The employment of magnetoresistive (MR) sensors for reading signals from media is well known. Such sensors read signals from the media by detecting a change in resistance of the sensor due to magnetic fields from the media. Many variations of MR sensors are known, such as anisotropic magnetoresistive (AMR) sensors, dual stripe magnetoresistive (DSMR) sensors, giant magnetoresistive (GMR) sensors, spin valve (SV) sensors, spin-dependent tunneling (SDT) sensors and dual spin valve (DSV) sensors.
Common to these sensors is the need to provide bias fields, both to eliminate noise and to facilitate signal readout. A known means for biasing the sensor involves abutting a permanent magnet to ends of the sensor, the magnet preferably forming a contiguous junction across plural sensor layers. Conductive leads, which may be separate from the biasing means, may also adjoin sensor layers along a contiguous junction.
In order to form a contiguous junction, a sensor is usually deposited in layers and then its border defined by masking and ion beam milling or etching (IBE), reactive ion etching (RIE) or the like. As noted in U.S. Pat. No. 6,198,608, ideally milling could be performed that directs an ion beam exactly perpendicular to the surface on which the MR sensors are being formed, resulting in blunt sensor ends that terminate at a ninety-degree angle to that surface.

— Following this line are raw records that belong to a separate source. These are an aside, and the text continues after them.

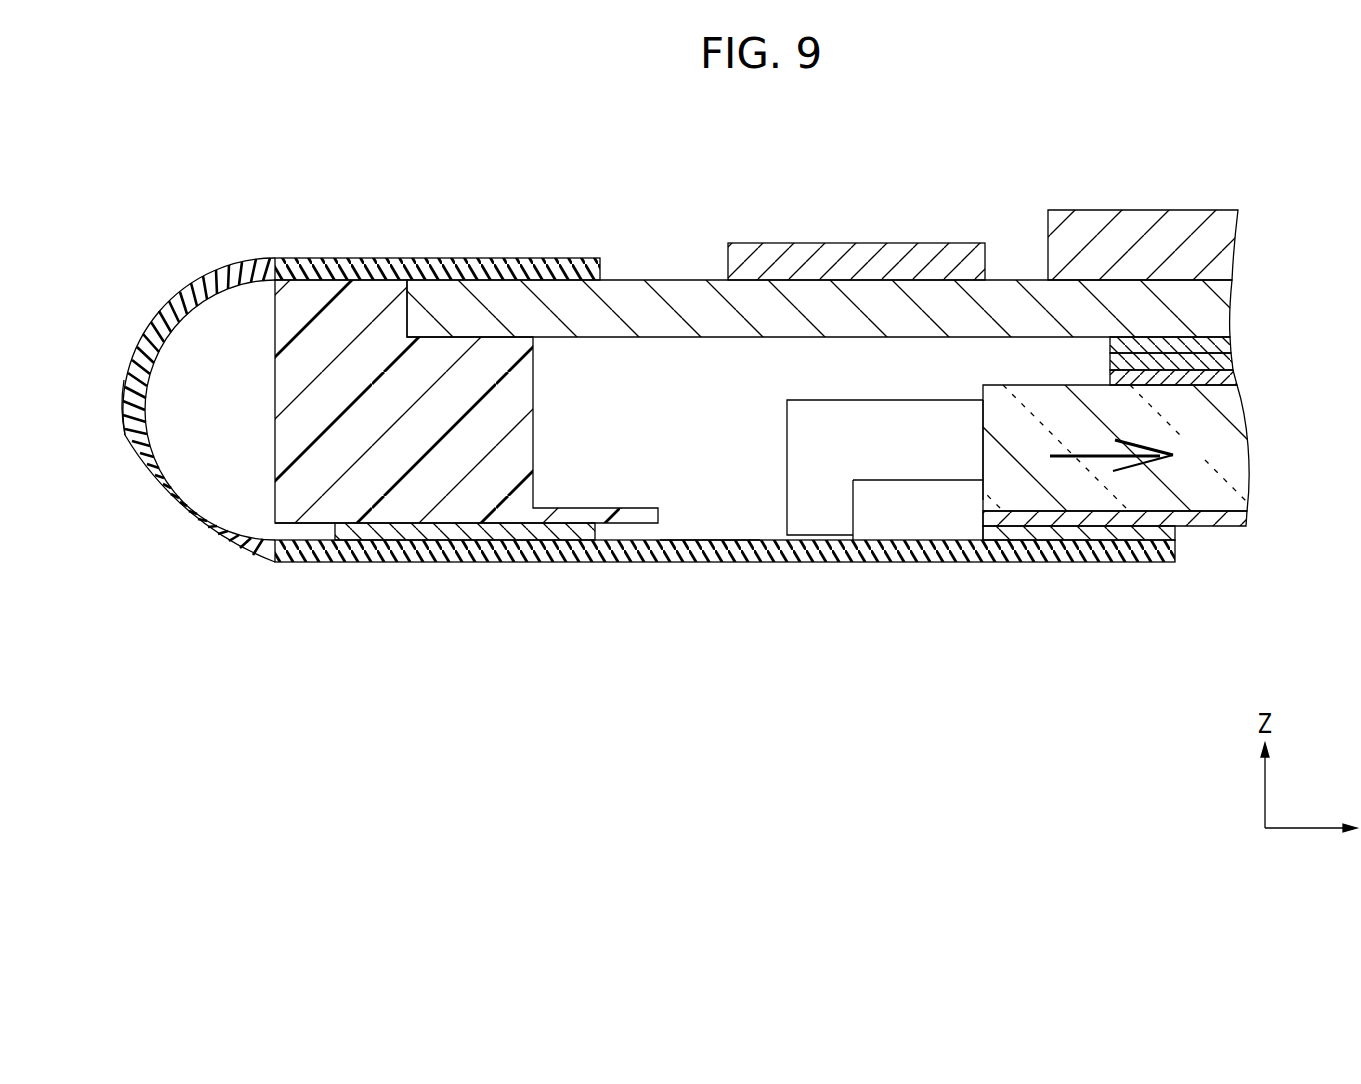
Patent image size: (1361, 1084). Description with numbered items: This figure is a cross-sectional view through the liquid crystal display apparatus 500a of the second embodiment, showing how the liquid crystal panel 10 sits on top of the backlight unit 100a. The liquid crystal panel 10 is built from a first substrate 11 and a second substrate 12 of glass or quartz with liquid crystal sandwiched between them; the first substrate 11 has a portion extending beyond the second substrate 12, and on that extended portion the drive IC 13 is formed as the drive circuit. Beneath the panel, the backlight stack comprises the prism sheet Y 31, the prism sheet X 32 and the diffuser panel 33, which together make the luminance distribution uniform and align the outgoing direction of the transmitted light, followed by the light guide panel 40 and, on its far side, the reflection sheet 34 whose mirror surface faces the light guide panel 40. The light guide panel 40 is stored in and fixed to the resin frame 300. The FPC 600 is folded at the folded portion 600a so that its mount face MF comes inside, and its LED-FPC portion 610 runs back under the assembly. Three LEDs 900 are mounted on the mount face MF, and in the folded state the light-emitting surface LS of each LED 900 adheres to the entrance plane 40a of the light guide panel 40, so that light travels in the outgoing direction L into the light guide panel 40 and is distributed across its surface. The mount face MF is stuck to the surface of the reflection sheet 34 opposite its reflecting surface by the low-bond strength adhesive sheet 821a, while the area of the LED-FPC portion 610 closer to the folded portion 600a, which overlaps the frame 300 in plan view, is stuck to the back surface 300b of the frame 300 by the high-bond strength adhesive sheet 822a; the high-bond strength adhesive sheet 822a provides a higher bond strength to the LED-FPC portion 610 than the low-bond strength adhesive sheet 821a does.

The liquid crystal display apparatus 500a is at (438, 163).
The FPC 600 is at (220, 277).
The folded portion 600a is at (130, 445).
The LED-FPC portion 610 is at (755, 562).
The mount face MF is at (708, 540).
The frame 300 is at (385, 513).
The back surface of the frame 300b is at (302, 524).
The high-bond strength adhesive sheet 822a is at (495, 532).
The liquid crystal panel 10 is at (909, 203).
The first substrate 11 is at (1225, 317).
The second substrate 12 is at (1226, 237).
The drive IC 13 is at (778, 245).
The prism sheet Y 31 is at (1227, 343).
The prism sheet X 32 is at (1232, 362).
The diffuser panel 33 is at (1237, 377).
The reflection sheet 34 is at (1240, 520).
The light guide panel 40 is at (1248, 470).
The entrance plane 40a is at (982, 447).
The outgoing direction of light L is at (1124, 455).
The light-emitting surface LS is at (985, 468).
The low-bond strength adhesive sheet 821a is at (1137, 537).
The LED 900 is at (880, 465).
The backlight unit 100a is at (977, 590).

The prior art notes some problems that would have been expected to increase as the junction angle becomes shallower. U.S. Pat. No. 6,198,608 states that a shallow slope would be expected to create inaccuracy in the width of the sensor, which ideally should match the width of magnetic tracks on the media, called the “track-width.” A shallow slope may also increase the length of the contiguous junction regions on both ends of the sensor to be comparable to or even greater than the width of the sensor between the contiguous junction regions, blurring images and causing off-track errors. A shallower angle of the border defining the contiguous junction might also denigrate the bias field provided to the sensor and complicate the sensor domain structures, so that noise would be increased. Overmilling of the sensor layers into an insulating read gap layer is a conventional approach to increasing the slope of the contiguous junction.